Thank you for advice. I have some very supportive friends and work colleagues. I have already sought legal advice. The problem is that dh doesn't see that there is a problem in our marriage and despite his outburst at the weekend in which he also told me to leave him and the dc and that it is me intent on destroying the marriage, he has gone back to acting like nothing happened.

CogitoErgoSometimes Thu 27-Mar-14 20:21:58

He probably isn't going to take you seriously until he has a solicitor's letter. That, together with the abusive language, telling you to leave and accusing you of single-handedly destroying things still worries me because it sounds like a man thrashing about trying to retain control. When you say things had deteriorated recently, what exactly has been happening?
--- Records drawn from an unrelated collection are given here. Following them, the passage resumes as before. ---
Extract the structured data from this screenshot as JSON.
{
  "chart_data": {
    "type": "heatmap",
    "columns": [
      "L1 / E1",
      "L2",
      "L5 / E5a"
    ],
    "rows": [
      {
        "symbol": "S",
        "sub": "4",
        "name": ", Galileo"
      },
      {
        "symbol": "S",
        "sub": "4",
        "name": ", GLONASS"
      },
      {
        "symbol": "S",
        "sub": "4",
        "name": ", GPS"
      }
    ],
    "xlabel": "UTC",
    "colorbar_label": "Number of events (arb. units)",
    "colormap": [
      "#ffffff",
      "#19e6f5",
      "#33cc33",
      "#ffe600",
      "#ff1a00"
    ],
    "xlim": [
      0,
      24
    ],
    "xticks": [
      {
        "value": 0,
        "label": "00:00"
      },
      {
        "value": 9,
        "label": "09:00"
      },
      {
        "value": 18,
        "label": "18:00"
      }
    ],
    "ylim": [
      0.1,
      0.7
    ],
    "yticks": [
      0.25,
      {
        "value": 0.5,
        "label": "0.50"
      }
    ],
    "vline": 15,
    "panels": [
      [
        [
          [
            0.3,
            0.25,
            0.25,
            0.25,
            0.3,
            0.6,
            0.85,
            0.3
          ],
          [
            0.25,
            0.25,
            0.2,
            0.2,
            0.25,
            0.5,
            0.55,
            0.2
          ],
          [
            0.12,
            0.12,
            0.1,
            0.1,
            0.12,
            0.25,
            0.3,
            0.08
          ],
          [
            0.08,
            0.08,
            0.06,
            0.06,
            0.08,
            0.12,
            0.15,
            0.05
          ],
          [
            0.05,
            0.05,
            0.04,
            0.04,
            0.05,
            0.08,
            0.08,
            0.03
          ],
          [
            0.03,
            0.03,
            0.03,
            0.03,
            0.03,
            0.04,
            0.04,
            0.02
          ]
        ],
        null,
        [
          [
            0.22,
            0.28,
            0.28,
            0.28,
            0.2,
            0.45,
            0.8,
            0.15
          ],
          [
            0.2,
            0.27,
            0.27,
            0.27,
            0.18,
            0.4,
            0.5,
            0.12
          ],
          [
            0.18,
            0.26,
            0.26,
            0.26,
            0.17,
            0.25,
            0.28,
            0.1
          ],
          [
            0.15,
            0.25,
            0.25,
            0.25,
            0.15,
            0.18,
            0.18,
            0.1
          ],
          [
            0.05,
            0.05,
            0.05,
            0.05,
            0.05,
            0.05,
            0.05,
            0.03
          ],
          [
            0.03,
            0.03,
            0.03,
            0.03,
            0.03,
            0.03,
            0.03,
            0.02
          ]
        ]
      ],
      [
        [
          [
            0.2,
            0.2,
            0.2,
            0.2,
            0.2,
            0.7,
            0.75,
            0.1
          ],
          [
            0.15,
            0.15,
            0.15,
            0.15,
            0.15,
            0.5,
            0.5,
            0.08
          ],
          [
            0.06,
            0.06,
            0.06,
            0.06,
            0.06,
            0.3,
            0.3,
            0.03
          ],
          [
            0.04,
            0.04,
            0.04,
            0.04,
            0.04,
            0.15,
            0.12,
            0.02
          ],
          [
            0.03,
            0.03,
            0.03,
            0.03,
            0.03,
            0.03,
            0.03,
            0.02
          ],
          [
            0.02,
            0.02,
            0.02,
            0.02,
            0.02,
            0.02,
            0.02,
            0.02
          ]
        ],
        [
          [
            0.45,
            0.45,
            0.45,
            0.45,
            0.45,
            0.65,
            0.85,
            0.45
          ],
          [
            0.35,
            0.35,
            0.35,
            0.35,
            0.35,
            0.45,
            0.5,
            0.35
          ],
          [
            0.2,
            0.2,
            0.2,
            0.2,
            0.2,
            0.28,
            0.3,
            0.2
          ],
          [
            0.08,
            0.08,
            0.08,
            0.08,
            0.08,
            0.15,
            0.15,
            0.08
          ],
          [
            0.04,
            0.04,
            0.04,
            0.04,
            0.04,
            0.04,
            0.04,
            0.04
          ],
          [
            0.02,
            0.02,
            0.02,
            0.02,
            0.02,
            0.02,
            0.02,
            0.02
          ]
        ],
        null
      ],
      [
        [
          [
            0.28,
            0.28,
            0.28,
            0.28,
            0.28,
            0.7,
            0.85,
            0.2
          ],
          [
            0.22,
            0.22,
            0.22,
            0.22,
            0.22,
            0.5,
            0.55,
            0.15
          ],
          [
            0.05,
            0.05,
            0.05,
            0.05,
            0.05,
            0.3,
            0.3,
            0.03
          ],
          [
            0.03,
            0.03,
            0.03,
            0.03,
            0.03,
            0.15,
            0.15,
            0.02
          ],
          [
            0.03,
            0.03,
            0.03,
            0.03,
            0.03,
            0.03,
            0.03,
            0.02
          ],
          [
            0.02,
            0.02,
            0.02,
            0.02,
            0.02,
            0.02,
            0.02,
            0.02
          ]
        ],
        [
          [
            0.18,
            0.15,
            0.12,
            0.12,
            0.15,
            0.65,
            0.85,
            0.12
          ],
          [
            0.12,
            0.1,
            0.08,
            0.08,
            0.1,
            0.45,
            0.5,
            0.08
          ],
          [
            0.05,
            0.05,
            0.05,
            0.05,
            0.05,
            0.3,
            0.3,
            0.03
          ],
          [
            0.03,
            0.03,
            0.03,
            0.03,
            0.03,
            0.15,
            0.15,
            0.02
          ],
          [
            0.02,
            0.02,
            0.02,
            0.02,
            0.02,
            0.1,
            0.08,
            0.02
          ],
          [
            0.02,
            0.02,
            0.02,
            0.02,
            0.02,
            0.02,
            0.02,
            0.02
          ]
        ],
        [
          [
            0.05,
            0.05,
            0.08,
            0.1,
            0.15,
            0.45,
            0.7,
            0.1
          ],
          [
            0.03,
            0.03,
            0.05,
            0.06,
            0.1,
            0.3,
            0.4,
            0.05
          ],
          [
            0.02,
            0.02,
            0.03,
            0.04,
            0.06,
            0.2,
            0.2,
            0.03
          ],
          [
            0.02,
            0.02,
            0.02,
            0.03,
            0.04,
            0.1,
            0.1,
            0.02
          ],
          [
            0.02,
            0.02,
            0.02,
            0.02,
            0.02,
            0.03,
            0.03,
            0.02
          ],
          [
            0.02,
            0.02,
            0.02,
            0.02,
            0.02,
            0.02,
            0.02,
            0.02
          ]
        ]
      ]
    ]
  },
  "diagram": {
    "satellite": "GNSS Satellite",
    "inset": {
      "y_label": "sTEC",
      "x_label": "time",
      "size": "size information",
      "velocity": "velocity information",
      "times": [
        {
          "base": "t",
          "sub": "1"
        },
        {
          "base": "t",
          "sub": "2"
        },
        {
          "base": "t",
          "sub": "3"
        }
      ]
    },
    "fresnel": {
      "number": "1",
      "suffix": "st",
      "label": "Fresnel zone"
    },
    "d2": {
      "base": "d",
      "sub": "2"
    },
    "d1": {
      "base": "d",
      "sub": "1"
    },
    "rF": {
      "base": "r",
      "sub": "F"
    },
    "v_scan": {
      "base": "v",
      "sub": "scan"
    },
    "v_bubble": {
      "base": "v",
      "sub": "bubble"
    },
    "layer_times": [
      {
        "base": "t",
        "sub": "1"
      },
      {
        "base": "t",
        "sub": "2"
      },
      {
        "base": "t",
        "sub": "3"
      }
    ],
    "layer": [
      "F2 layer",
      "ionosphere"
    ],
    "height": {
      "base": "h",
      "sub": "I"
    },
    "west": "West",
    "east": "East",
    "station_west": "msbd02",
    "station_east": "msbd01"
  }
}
Pollyd76 Thu 27-Mar-14 20:42:17

I have just realised that no matter how much we both try that I am never going to be happy if I stay with him. I fell out of love along time ago ( if I ever was in the first place) and have become more confident in myself. I think we have both changed over our 18 years together. But he wants to keep his easy looked after life

Papaluigi Thu 27-Mar-14 21:20:00

Get rid, smoke all you want, when you wnat. Your life, your choices.

Gettingmeback Fri 28-Mar-14 07:14:21

You've obviously decided to leave, that's clear. I can see why after that degrading comment. There's no real easy way to do that but there are smart ways. Take the other posts advice and see a solicitor and start the ball rolling. This is a dangerous time if he has potential for violence so get your RL support in place and a safety plan.